Most of the new prescriptions, say the authors, came from older populations, between the ages of 60 years to 75 years. More than 77% of these people would be eligible for statins, even if they had no history of heart disease.
Reporting in the New England Journal of Medicine, the scientists even extrapolated their data to calculate how many lives the additional statin prescriptions might save, and figured that giving the cholesterol-lowering drugs to people without heart disease, but who might be at higher risk of the condition, could prevent 475,000 heart events.

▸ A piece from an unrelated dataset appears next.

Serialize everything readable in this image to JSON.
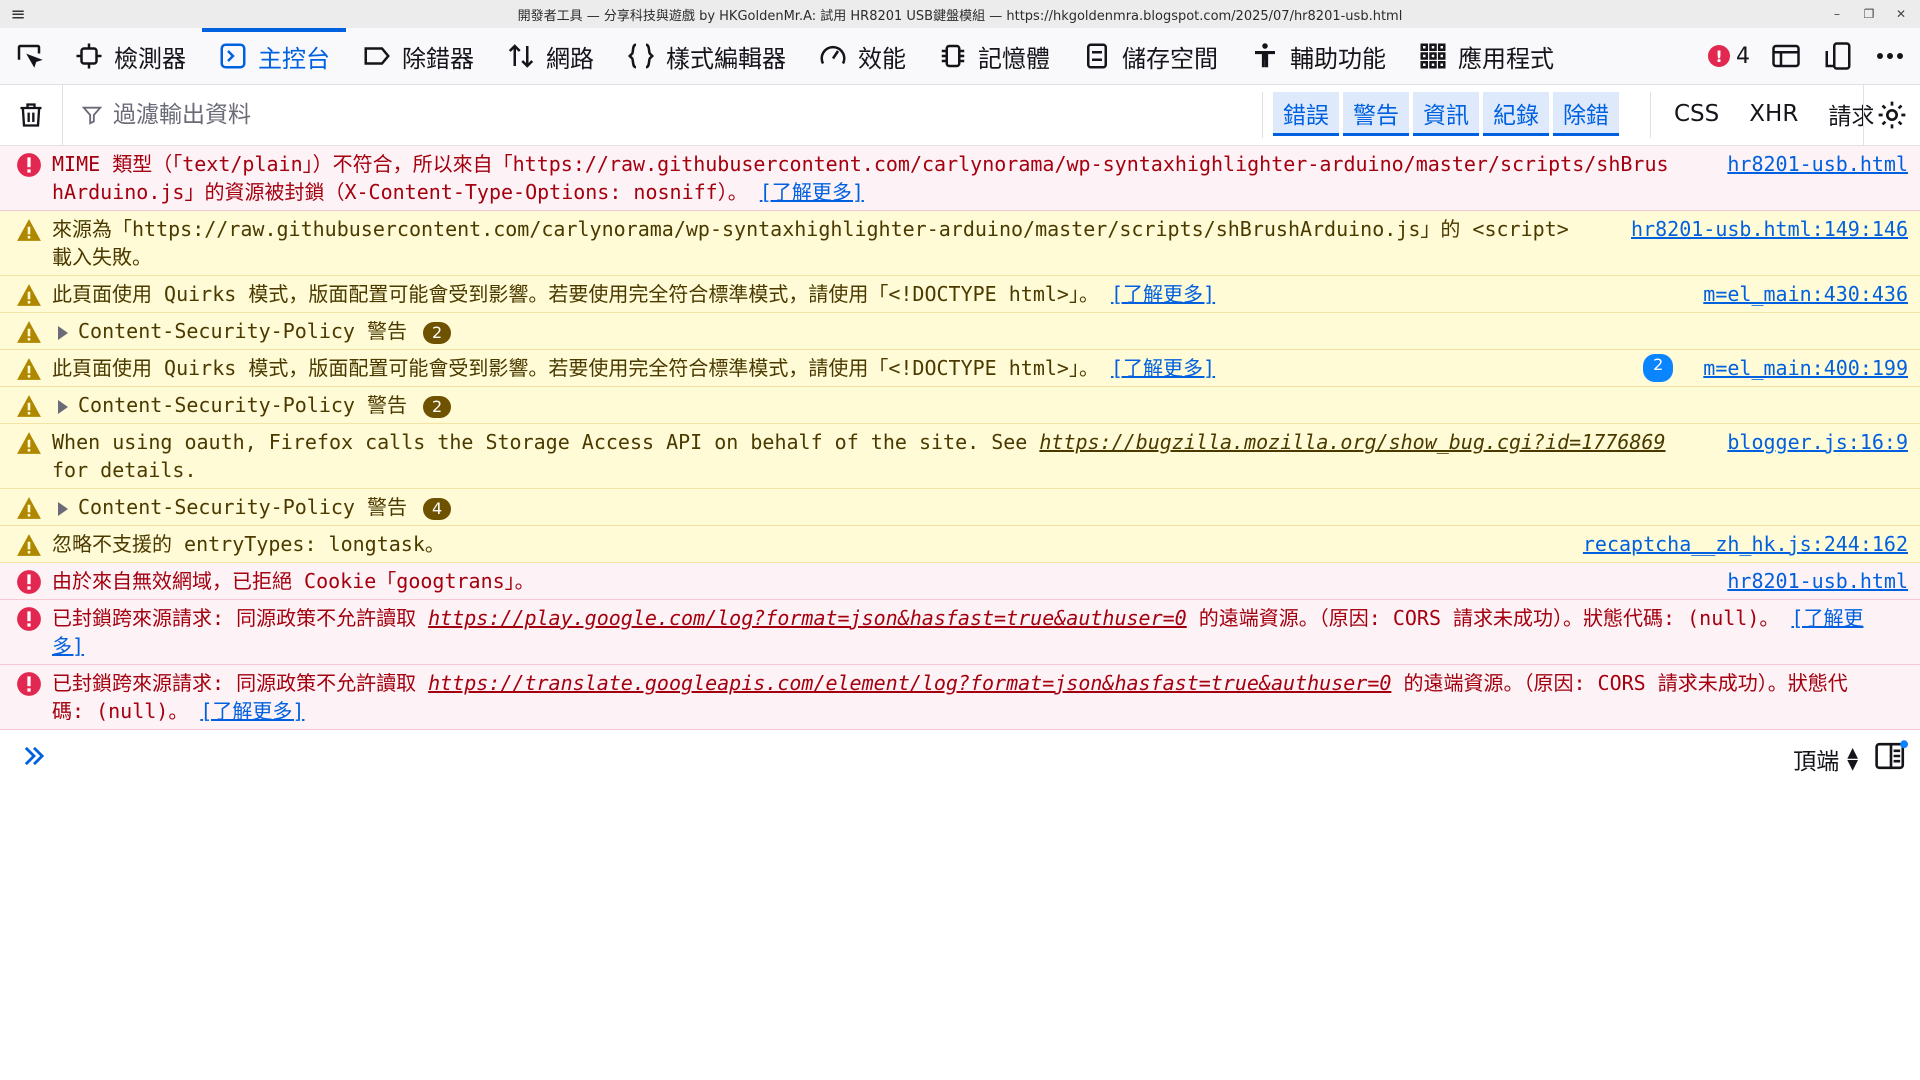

MORE: Statin Drugs Linked to Lower Risk of Cognitive Decline
While the older recommendations relied heavily on the amount of cholesterol circulating in a person’s blood, as well as factors such as family history of heart problems, smoking, and hypertension, the new advice placed greater weight on factors such as age, weight, and smoking history to assess a healthy person’s risk of developing heart problems. Under the new guidelines, if a person’s risk of developing heart disease in the next 10 years was 7.5% or higher, then he might benefit from taking a statin. The threshold for starting statins in the previous guidelines was a more subjective assessment of heart disease risk in 10 years that included at least two of several major risk factors for heart disease, such as high cholesterol levels, hypertension, family history of heart problems, diabetes, and being overweight.
Whether the additional statin prescriptions do end up saving half a million lives won’t be clear for a few years yet, but researchers will be tracking how many more people are put on statins to prevent heart problems, and how effective that recommendation was in lowering disease and death rates.